5E trickles a little more imaginative presentation with a little sheet of parchment and a quote from Slave Lord Stalman Klim and the "Bree-Yark" thing. It took all the flavor text and put it into 6 bold prefixed areas (1 they're lazy, 2 they are gredy, 3 a boss leads them, 4 they use alarms, 5 they keep rats and wolves and 6 they worship Maglubiyet). It returns to showing the "roll" for hit points (7 from a 2d6 roll). It's somewhat similar in having a special goblin ability where they can Disengage or Hide as their bonus actions. These actions are useable in a theater of mind play where positioning doesn't matter - you can describe aloud that the goblin skitters away and ducks behind a rock. In the 4e shifting ability, there wasn't really a narrative benefit from their schtick.
So finally PF2E - you get 2 paragraphs which explain their skin and head sizes and how they like to slaughter livestock and steal babies and are in awe of magic and lair with goblin dogs. There's 2 sidebars to the left that talk about them living in filth, stealing and keeping shinies, and then where their warrens are near humans and coasts. But then it gets right into the Goblin Warrior and Goblin Commando. Gone are their base abilities, just the modifiers (Str +0 Dex +3 Con +1, Cha +1). HP are fixed at 6 (commando fixed at 18). Saves are all pretty close (F5 R7 W3 or F7 R8 W5). Their ability, Scuttle grants a "Step" (capital S) when an ally moves adjacent to it. They use dogslicers and horsechoppers, as we know Paizo's goblins are cunning enough to invent their own weapons (but we don't really have any of the old flavor text of how these might be derived from salvaging human gear). This edition piles on more keywords (agile, backstabber, finese, trip, versatile) into the 2 goblin variants that any prior.

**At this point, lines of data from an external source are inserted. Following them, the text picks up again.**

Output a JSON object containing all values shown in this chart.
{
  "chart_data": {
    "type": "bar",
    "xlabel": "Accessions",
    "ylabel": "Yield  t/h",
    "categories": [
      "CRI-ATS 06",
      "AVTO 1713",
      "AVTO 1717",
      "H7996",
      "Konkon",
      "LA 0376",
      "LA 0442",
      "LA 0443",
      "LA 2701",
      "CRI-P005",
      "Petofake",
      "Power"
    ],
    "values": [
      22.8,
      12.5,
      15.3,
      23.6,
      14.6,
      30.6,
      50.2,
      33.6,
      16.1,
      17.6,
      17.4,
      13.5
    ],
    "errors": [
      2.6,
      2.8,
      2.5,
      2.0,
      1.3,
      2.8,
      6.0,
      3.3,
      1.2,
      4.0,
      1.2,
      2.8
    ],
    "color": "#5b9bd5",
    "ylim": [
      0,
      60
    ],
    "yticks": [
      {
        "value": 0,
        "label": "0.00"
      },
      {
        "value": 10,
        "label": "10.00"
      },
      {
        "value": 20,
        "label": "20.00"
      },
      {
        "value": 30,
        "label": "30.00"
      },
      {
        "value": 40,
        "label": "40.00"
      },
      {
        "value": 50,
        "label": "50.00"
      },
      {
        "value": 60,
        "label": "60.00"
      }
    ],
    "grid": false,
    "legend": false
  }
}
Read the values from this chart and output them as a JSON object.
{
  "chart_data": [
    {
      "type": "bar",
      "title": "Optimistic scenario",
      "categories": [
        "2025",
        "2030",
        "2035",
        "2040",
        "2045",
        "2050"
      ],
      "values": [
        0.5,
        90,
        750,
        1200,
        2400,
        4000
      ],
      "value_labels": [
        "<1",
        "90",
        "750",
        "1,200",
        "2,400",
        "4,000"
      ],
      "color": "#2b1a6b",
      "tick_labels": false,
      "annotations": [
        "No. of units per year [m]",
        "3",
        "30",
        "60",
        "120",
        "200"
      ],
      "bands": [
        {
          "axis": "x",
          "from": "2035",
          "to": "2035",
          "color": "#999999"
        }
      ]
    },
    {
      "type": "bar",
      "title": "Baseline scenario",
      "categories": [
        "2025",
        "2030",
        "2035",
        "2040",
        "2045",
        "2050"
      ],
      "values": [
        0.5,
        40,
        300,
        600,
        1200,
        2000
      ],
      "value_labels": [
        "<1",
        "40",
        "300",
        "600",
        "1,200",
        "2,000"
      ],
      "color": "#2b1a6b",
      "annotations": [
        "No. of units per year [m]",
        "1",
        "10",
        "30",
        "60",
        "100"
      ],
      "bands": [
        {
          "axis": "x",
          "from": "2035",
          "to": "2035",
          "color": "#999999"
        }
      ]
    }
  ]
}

At any rate, I think you have to take the PF2E feels like 4E as honest feedback from a gamer who has played 1E through to 3E and PF1E before choosing not to embrace 4E. 4E is the first time they no longer saw a good amount of space dedicated to the GM who wants to build adventures and had copious amounts of flavor text about lairs, treasures, armanents, diets. They just saw a fixed HP amount and no longer a range where they could discretionary choose low, medium or high HP based on their own table. They had a mechanic which really only meant sense if they did grid play in the free Shift. And then probably the ultimate insult to their brains were the words "Cutter" and "Blackblade". Again, the best example I can say is that it felt like the internal design document for a video game company rather than the old Monstrous Compediums of old in how it would stoke your imagination - it was more about "here's how to run these guys on a grid map once you buy our minis."
For someone who is still sitting in 3E/PF1E land and refused to go onto 4E because they saw a game that removed a lot of the "what's going on around these goblins?" in paragraph/story form and replaced it with grid-play abilities and Twitter-length synopses and clever keywords.. they are seeing the same thing again when they greet PF2E the first time (which like the 3.5E to 4E first impression, their 3.5E to PF2E impression sees the HP range gone, things like treasure or lairs or such gone and proper noun Steps abilities that really don't translate to a theater of mind game as well as they maybe could have and 2 goblin "types" - the dogslicer goblin and the horseshopper goblin commando).